Als Roger Federer die Ausgangslage für seine dritte Vorrunde noch nicht kannte, erwog er, dass Gruppensieger Novak Djokovic als Halbfinalist schon feststünde: «Vielleicht fehlt ihm ja der letzte Biss.»
Es kam anders. Djokovic unterlag Dominic Thiem, und für den Serben geht es nun um gleich viel wie für den Schweizer. Nur der Stärkere überlebt – der Djoker wird garantiert ultrabissig sein. Das ist er immer gegen Federer.
Hoffnung ist also definitiv die falsche Einstellung für den 49. Kampf mit Djokovic, der im Vergleich mit 26:22 Siegen führt – 10:6 an Grand Slams, 4:1 an Grand-Slam-Finals. Für den 38-jährigen Federer ist der sechs Jahre jüngere Djokovic eine Art Lieblingsfeind.
«Feind», weil Roger allen Grund hat, ihn zu hassen. «Liebling», weil er keinen lieber in einem superwichtigen Match schlagen würde.
2010 lag Federer noch mit 13:6 Siegen vorne. Seitdem aber vereitelte ihm der zähe Serbe so manch sicher geglaubten Triumph. Dreimal verlor Roger epische Fünfsatz-Krimis an Majors: 2010 im Halbfinal der US Open, als er mit 40:15 zum Match servierte. 2011 im Halbfinal der US Open, ebenfalls nach zwei Matchbällen. Zuletzt diesen Sommer, als der Rasenkönig den Final um seine 9. Wimbledon-Krone beim Stand von 8:7 und 40:15-Führung nicht nach Hause servierte.
Daneben gibts viele andere schmerzhafte Pleiten, wie den US-Open-Final 2015, als Roger 19 von 23 Breakbällen nicht nutzen konnte. Oder die Endrunde der ATP-Finals gleichen Jahres, an der sich Djokovic für die Vorrunden-Ohrfeige mit einem klaren Zweisatz-Triumph revanchierte.
Rache ist süss. Genau deshalb wäre ein Sieg im Osten Londons – vier Monate nach dem Drama im Südwesten der Stadt – Honig für Rogers Seele.
Federer wirkt verunsichert
Allerdings scheint Federer nicht so positiv gestimmt wie gewöhnlich. Federer sagt Sätze, die Verunsicherung ausdrücken: Unter Druck sei er immer noch etwas nervös und habe Angst. Millionen Gedanken im Kopf liessen ihn manchmal falsche Entscheidungen treffen. Er sei nur schon froh, seine Saison nicht mit drei Niederlagen in Folge zu beenden.
So spricht keiner, der an den Turniersieg glaubt.
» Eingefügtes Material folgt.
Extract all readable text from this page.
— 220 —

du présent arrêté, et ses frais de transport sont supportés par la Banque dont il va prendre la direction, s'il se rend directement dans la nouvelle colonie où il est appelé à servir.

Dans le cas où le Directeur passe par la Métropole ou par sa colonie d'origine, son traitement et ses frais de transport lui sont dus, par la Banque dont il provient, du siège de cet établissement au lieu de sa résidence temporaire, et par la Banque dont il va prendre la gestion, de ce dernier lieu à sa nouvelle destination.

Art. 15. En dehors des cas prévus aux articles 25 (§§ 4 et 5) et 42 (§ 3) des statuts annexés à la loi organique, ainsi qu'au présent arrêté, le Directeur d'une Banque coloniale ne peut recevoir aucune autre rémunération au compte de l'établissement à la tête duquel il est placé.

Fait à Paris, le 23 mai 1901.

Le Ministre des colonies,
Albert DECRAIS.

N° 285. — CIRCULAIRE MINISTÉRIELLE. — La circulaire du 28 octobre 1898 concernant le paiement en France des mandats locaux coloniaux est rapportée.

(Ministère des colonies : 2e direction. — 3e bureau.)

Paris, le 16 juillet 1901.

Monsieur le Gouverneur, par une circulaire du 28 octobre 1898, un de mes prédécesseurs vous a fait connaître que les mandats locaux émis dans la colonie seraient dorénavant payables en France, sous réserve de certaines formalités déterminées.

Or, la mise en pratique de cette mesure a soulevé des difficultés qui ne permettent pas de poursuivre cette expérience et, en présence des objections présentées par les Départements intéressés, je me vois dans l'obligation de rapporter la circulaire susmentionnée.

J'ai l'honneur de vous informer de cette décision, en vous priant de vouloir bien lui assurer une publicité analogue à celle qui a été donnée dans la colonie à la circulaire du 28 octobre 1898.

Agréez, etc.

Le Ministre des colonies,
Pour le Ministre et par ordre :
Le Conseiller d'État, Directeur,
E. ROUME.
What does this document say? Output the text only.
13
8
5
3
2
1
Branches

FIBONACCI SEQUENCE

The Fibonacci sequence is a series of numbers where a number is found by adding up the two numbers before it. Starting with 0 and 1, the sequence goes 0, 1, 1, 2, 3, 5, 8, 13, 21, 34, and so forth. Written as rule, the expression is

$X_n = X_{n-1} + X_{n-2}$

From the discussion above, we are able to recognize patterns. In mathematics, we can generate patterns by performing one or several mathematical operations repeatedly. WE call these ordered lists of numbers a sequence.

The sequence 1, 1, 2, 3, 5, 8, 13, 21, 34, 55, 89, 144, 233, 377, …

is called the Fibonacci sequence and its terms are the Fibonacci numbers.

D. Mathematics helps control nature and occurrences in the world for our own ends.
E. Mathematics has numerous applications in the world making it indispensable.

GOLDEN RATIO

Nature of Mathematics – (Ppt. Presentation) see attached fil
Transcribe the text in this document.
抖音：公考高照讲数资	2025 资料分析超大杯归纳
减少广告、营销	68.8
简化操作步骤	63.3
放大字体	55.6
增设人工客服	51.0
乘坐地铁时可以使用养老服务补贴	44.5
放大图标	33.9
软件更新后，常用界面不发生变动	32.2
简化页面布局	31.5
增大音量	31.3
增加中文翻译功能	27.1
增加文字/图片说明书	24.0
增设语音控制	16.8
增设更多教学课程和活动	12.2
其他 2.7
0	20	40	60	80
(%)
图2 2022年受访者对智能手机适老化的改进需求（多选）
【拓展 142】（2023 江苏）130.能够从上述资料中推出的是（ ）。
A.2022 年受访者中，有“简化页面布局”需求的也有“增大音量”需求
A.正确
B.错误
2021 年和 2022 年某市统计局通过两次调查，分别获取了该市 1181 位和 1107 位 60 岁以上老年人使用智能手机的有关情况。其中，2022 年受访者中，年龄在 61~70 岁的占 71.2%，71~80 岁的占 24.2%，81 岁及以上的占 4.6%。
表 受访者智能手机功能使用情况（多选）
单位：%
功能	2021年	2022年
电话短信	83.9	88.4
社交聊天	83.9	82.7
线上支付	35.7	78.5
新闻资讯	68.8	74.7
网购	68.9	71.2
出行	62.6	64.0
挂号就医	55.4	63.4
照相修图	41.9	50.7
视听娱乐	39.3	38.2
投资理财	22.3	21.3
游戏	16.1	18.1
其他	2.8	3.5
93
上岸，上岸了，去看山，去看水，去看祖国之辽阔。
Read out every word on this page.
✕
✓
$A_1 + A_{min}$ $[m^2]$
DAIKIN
Und auch sein Racket drückte bisher weder gegen Dominic Thiem noch gegen Matteo Berrettini die Entschlossenheit des Turbotriumphes in Basel aus. Will der sechsfache Rekordsieger der ATP-Finals bei seiner 17. Teilnahme nicht zum zweiten Mal die Halbfinals verpassen, muss er sich heute deutlich steigern.
Djokovic, die Weltnummer 2, würde nur zu gern seine WM-Bestmarke egalisieren und das Jahr als Nummer 1 beenden.
«Vielleicht spürt Novak ja etwas mehr Druck als ich», hofft Roger. Darauf verlassen sollte er sich nicht.